Milky Way Astro over Old Barns & Cribs

Equipment Used: Nikon D750, 24-120mm f4 lense, 35mm f1.8 lense, SB-700 Speedlights, led flashlight, Vanguard Abeo Plus 363 CT Tripod & Viltrox Wireless Remote Control

The Exsate Golden Hour app on my phone says “Someone told you the most beautiful stars are in August? You have to check!” I ventured out to see if this was true from August 1 – 3 when the sky was clear between 10:30 to well after midnight. I traveled to four different locations to capture the Milky Way.

The D750 was fitted with the 24-120mm at f4 and the 35mm at f2. It was the first time I used the 35mm lense to capture the stars and I was pleased with how much light it gathered but need to fine tune the manual focusing. The camera was placed on my new tripod that is sturdier than my previous one and also easier to set up in the dark. Settings on the camera were manual mode with exposures ranging from 10 to 30 seconds at ISO 3200-8000 with VR off on the lense and high iso nr set to low. For the best in post processing and enlarging the files, RAW was used as well. While my camera was exposing for the milky way, I used the SB-700 in manual mode to throw bursts of light at the foreground which included the barns I was trying capture.

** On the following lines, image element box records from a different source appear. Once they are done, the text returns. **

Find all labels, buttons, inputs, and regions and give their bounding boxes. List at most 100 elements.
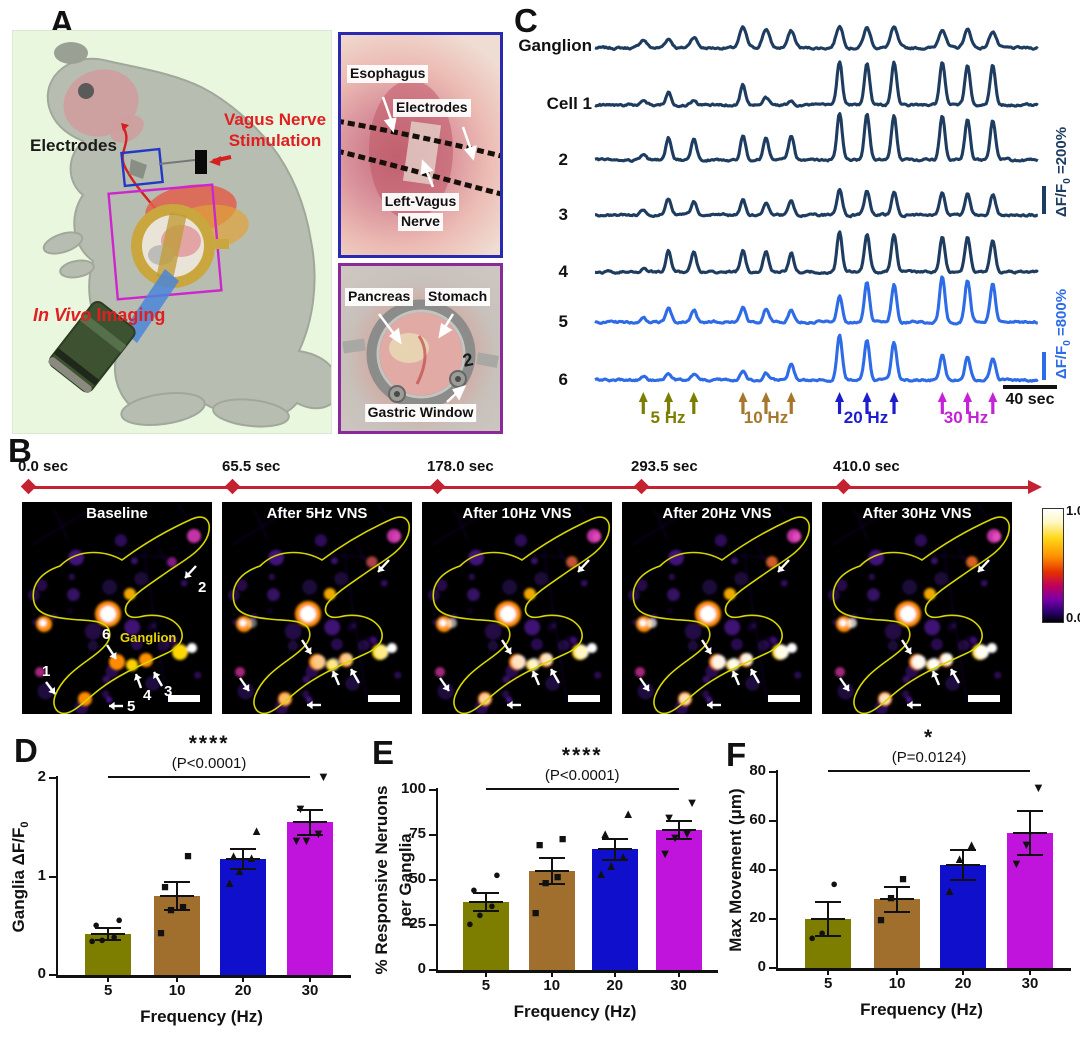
y-tick xyxy=(49,777,58,779)
data-point: ▲ xyxy=(598,826,612,841)
x-axis xyxy=(55,975,351,978)
mouse-front-paw-2 xyxy=(59,259,95,279)
x-tick-label: 20 xyxy=(954,975,972,992)
y-tick-label: 40 xyxy=(749,860,766,877)
frame-20hz: After 20Hz VNS xyxy=(622,502,812,715)
y-tick-label: 1 xyxy=(37,866,46,884)
chart-max-movement: Max Movement (μm) 0 20 40 60 80 ● ● ● 5 ■ ■ ■ 10 ▲ ▲ ▲ 2… xyxy=(720,715,1080,1038)
stim-arrowhead xyxy=(862,392,872,402)
mouse-eye xyxy=(78,83,94,99)
mean-line xyxy=(946,864,981,867)
arrowhead xyxy=(48,687,55,694)
mean-line xyxy=(880,898,915,901)
trace-label-ganglion: Ganglion xyxy=(518,36,592,55)
objective-lens xyxy=(48,300,136,394)
data-point: ■ xyxy=(161,879,169,895)
mouse-front-paw xyxy=(42,231,84,255)
data-point: ▲ xyxy=(604,858,618,874)
arrowhead xyxy=(304,647,312,654)
error-cap-bottom xyxy=(950,878,977,881)
stim-arrowhead xyxy=(638,392,648,402)
sig-pvalue: (P<0.0001) xyxy=(171,755,247,772)
stim-arrowhead xyxy=(937,392,947,402)
ring-tab-left xyxy=(342,338,366,354)
trace-label-cell6: 6 xyxy=(558,370,568,389)
x-tick xyxy=(1028,970,1031,975)
mean-line xyxy=(292,821,327,824)
intensity-colorbar xyxy=(1042,508,1064,623)
data-point: ▲ xyxy=(233,862,246,878)
x-tick xyxy=(176,977,179,982)
mean-line xyxy=(1012,832,1047,835)
x-tick-label: 30 xyxy=(670,977,687,994)
photo-gastric-window: Pancreas Stomach 2 Gastric Window xyxy=(338,263,503,434)
data-point: ▼ xyxy=(299,833,313,849)
timeline-marker xyxy=(633,478,650,495)
stim-arrowhead xyxy=(889,392,899,402)
error-cap-bottom xyxy=(296,834,323,837)
trace-label-cell5: 5 xyxy=(558,312,568,331)
window-tab xyxy=(215,239,229,249)
x-tick-label: 20 xyxy=(606,977,624,994)
timeline-time: 178.0 sec xyxy=(427,458,494,475)
window-metal-ring xyxy=(366,299,476,409)
data-point: ■ xyxy=(531,905,540,921)
data-point: ▲ xyxy=(250,823,263,839)
mean-line xyxy=(597,848,632,851)
y-tick xyxy=(429,834,438,836)
trace-Cell 1 xyxy=(594,60,1039,109)
scalebar-800pct xyxy=(1042,352,1046,380)
arrowhead xyxy=(704,647,712,654)
scale-label-800pct: ΔF/F0 =800% xyxy=(1053,288,1073,380)
y-tick xyxy=(769,771,778,773)
y-tick-label: 25 xyxy=(409,915,426,932)
arrowhead xyxy=(750,669,758,676)
left-vagus-nerve-label: Left-Vagus Nerve xyxy=(341,193,500,231)
data-point: ● xyxy=(818,924,827,940)
x-tick xyxy=(962,970,965,975)
ganglion-outline xyxy=(632,516,810,715)
error-cap-bottom xyxy=(601,859,628,862)
data-point: ■ xyxy=(877,912,885,928)
stim-arrowhead xyxy=(963,392,973,402)
cell-number: 5 xyxy=(127,698,135,714)
bar-20hz xyxy=(940,865,987,968)
sig-line xyxy=(828,770,1030,773)
data-point: ▲ xyxy=(953,851,966,867)
x-tick xyxy=(677,972,680,977)
timeline-time: 293.5 sec xyxy=(631,458,698,475)
sig-line xyxy=(108,776,310,779)
mouse-hind-leg-2 xyxy=(212,398,290,428)
ganglion-image: 1 2 345 6 Ganglion xyxy=(22,502,212,715)
data-point: ● xyxy=(475,907,484,922)
stim-arrowhead xyxy=(988,392,998,402)
mouse-snout-pink xyxy=(110,115,144,143)
y-tick xyxy=(49,974,58,976)
ring-tab-right xyxy=(476,352,499,368)
arrowhead xyxy=(109,701,115,711)
arrowhead xyxy=(950,669,958,676)
stim-arrowhead xyxy=(689,392,699,402)
data-point: ■ xyxy=(887,890,895,906)
colorbar-max: 1.0 xyxy=(1066,503,1080,518)
error-cap-top xyxy=(815,900,842,903)
error-cap-bottom xyxy=(884,910,911,913)
ganglion-outline xyxy=(32,516,210,715)
mouse-ear xyxy=(54,42,88,64)
data-point: ● xyxy=(88,933,97,949)
stim-arrowhead xyxy=(664,392,674,402)
image-scalebar xyxy=(568,695,600,702)
trace-4 xyxy=(594,230,1039,276)
x-axis-label: Frequency (Hz) xyxy=(513,1002,637,1021)
mean-line xyxy=(468,900,503,903)
error-cap-top xyxy=(950,849,977,852)
data-point: ▼ xyxy=(293,800,307,816)
mouse-hind-leg xyxy=(120,392,206,426)
sig-pvalue: (P=0.0124) xyxy=(891,749,967,766)
error-cap-bottom xyxy=(1016,854,1043,857)
data-point: ▼ xyxy=(662,809,676,825)
trace-2 xyxy=(594,112,1039,163)
y-tick xyxy=(429,924,438,926)
x-tick-label: 10 xyxy=(888,975,906,992)
frame-title: After 30Hz VNS xyxy=(862,505,972,522)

Capture NX-D processed the RAW files into Tiffs with adjustments to enhance the image. Exposure compensation was increased while white balance was either left alone or changed to direct sunlight or incandescent. The picture control was changed to vivid or landscape or also left alone. The contrast, saturation and shadow sliders were adjusted if needed. Lastly, I clicked on the astro noise reduction button to help reduce the noise in the sky.

In PSE 11, I first cloned out unwanted objects such as a line of light from a plane in the sky or a lightening bug flying through the image. Additional enhancements included contrast, saturation, brightness and levels layer masks brushed into certain areas of the image. The unsharp mask filter was used to sharpen the image after cropping and straightening once all the adjustments were done.

I took two different series of images to combine into star trails using StarStaX which lasted about 10 minutes between the first and last image took using the interval timer on the camera. The time between each shot was five seconds. It sure seems like a longer time when you are setting in the dark. Hopefully in the future, I’ll be able to do an image that is a few hours long which would allow the star trail to start on one side of the image and finish on the other side.

With these images complete, I have to say I agree with the Exsate Golden Hour app has the stars and Milky Way shine bright in these photographs and I’m very happy with how they turned out. The D750 continues to impress me with its ability to capture the scene.